Twice a day he shovels ensilage into their stalls
and shakes hay down from the loft, stuffing a forkful
under each steaming nose.
In late winter,
one after one, the pink-white udders
dry out as new calves swell their mothers’ bellies.
Now these vessels of hugeness bear, one after one,
skinny-limbed small Holsteins eager to suck
the bounty of freshening. Now he climbs to the barn
in boots and overalls, two sweaters,
a cloth cap, and somebody’s old woolen coat;
now he parts the calf from its mother after feeding, and strips the udder clean,
to rejoice in the sweet frothing tonnage of milk. 
*** 
Now in April, when snow remains on the north side
of boulders and sugarmaples, and green
starts from wet earth in open places the sun touches,
he unchains the cows one morning after milking
and lopes past them to open the pasture gate.
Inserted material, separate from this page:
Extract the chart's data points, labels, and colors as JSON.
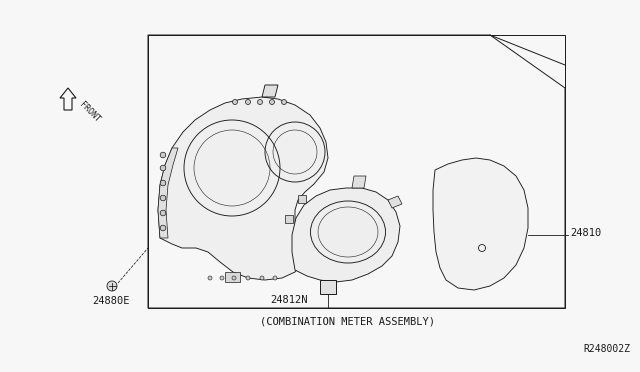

Now he returns whooping and slapping their buttocks
to set them to pasture again, and they are free
to wander eating all day long. Now these wallowing
big-eyed calf-makers, bone-rafters for leather,
awkward arks, cud-chewing lethargic mooers,
roll their enormous heads, trot gallop, bounce,
cavort, stretch, leap and bellow -
as if everything heavy and cold vanished at once
and cow spirits floated
weightless as clouds in the great day’s windy April. 
*** 
When his neighbor discovers him at eighty-seven, his head
leans into the side of his last Holstein;
she has kicked the milkpail over, and blue milk drains through floorboards onto the manure pile in the great day.

I’ll leave you with the whole of his bracing “Poem Beginning with a Line of Wittgenstein”:
The world is everything that is the case.
Now stop your blubbering and wash your face.
"When the Young Husband" and "Great Day in the Cows House" can both be found in White Apples and the Taste of Stone: Selected Poems 1946-2006. The paperback edition includes a CD of Hall reading all the poems included in the collection.